Sembra assurdo parlare di pace mondiale, anzi di pace totale, all'indomani della nuova fiammata di guerra che ha incendiato Gaza e Israele. Eppure, per uno degli studiosi che scrutano il futuro, le guerre stanno diminuendo e verso la metà del ventunesimo secolo potrebbero scomparire quasi del tutto.

Havard Hegre, docente di Scienze Politiche all'università di Oslo, sostiene che intorno al 2050 la pace non sarà più un'utopia.

Autore di un modello matematico con cui afferma di poter prevedere gli sviluppi politici, in modo simile a quanto economisti e investitori fanno con la finanza, il professore cita una serie di fattori a causa dei quali i conflitti avranno sempre meno ragione d'essere, con il risultato di un pianeta finalmente non più belligerante, o quasi, nel giro di un paio di generazioni.

 

Oggi il 15 per cento dell'umanità è in guerra, afferma dati alla mano il professor Hegre. Nel 2050 la percentuale sarà scesa al 7 per cento, ossia si sarà più che dimezzata, promette, e calerà ulteriormente nei decenni successivi, fino quasi a estinguersi. Perché? Per una combinazione di più alta istruzione, minore mortalità infantile, più basso tasso delle nascite, minore proporzione di giovani tra la popolazione mondiale e un misto di altre tendenze socio-economiche.

Tutti insieme, questi sviluppi faranno sostanzialmente "passare di moda" la guerra come metodo per risolvere contenziosi, ritiene lo studioso. "Già oggi la guerra è diventata moralmente meno accettabile di quanto fosse un tempo, è una forma di violenza che la maggior parte della gente rifiuta per principio, come è avvenuto in precedenza per i duelli all'arma bianca, la tortura e la pena di morte", ragiona Hegre.

 

Prima di arrivarci, premette, conosceremo altri conflitti, in India, Etiopia, nelle Filippine, in Uganda e in Birmania nei prossimi cinque anni; in Cina, in Mozambico e in Tanzania, tra una quarantina d'anni.
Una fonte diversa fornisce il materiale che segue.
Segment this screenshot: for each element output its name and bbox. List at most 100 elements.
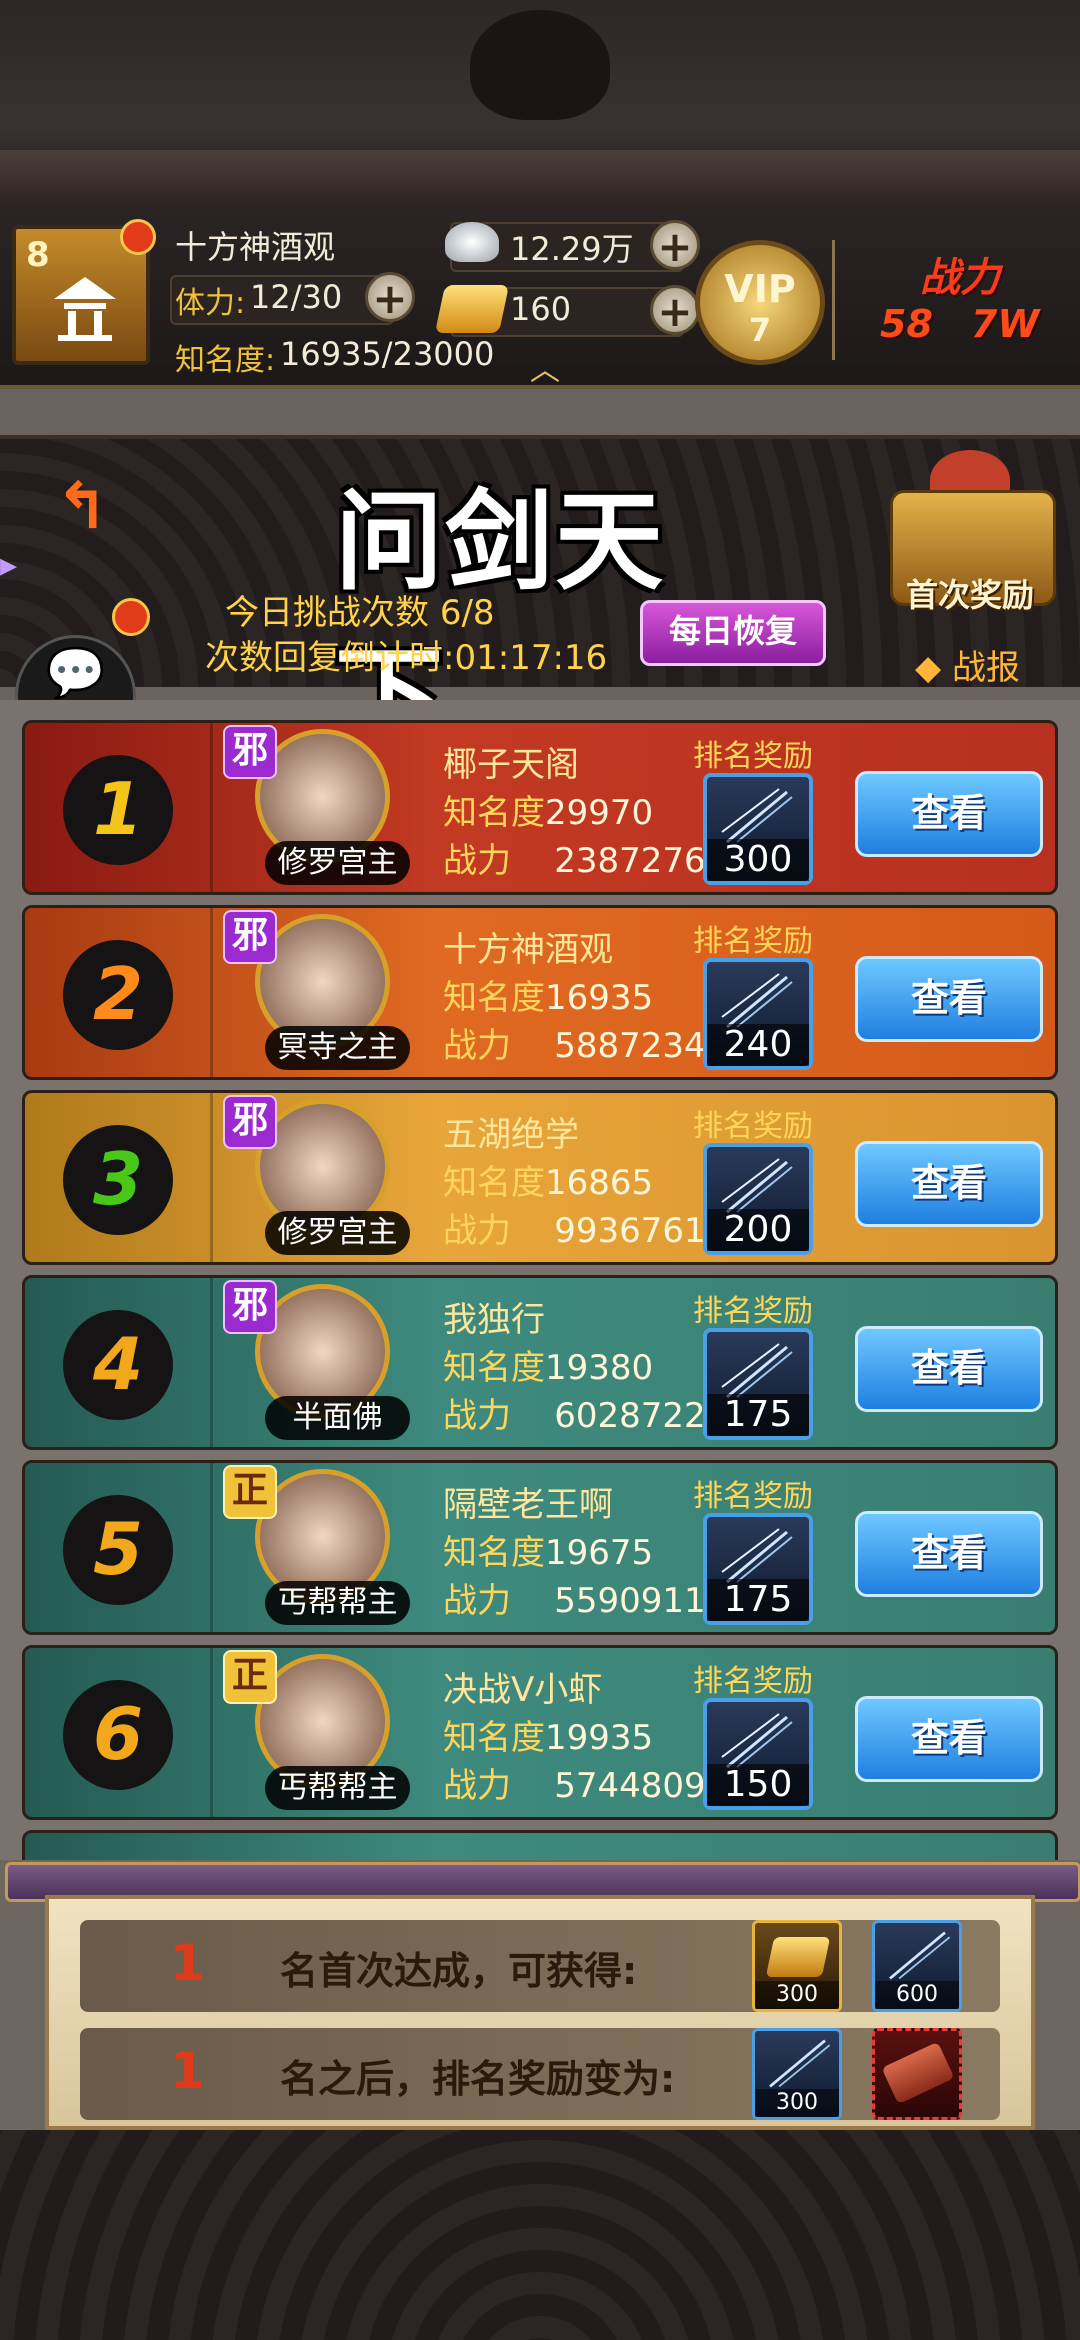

Ma poi arriverà la pace totale e mondiale, o quasi. In parte è uno scenario rispecchiato anche dalle analisi delle Nazioni Unite. In parte è un giudizio che altri esperti considerano eccessivamente ottimistico.

Il politologo Mike Davis, in "Planet of slums" (Pianeta di baraccopoli), un libro uscito recentemente, non contesta che le guerre vere proprie diminuiranno, ma crede che saranno rimpiazzate da conflitti intestini sempre più aspri provocati da una crescente diseguaglianza sociale tra ricchi e poveri e da guerre civili causate da tensioni religiose e tribali: nella sua sfera di cristallo c'è soprattutto il cosiddetto "bottom billion", l'ultimo miliardo, la parte più sofferente, miserabile e dimenticata dei sette (e presto nove) miliardi di esseri che popolano la terra.

 

E dunque, ottimismo o pessimismo per il nostro futuro? Tutto è relativo, risponde un terzo studioso, Steve Pinker, autore di "The better angels of our nature", un bestseller uscito quest'anno in cui, citando una moltitudine di cifre, l'autore afferma che per quanto il mondo di oggi possa apparirci violento, disperato e brutale, lo è incredibilmente di meno rispetto al mondo del passato, alla vita di uno, due o cinque secoli fa, quando gli uomini si ammazzavano l'un l'altro come mosche.

Per cui se è lecito essere pessimisti o almeno prudenti sul nostro futuro, si può essere lo stesso ottimisti sul presente, se paragonato al tenebroso passato dell'umanità.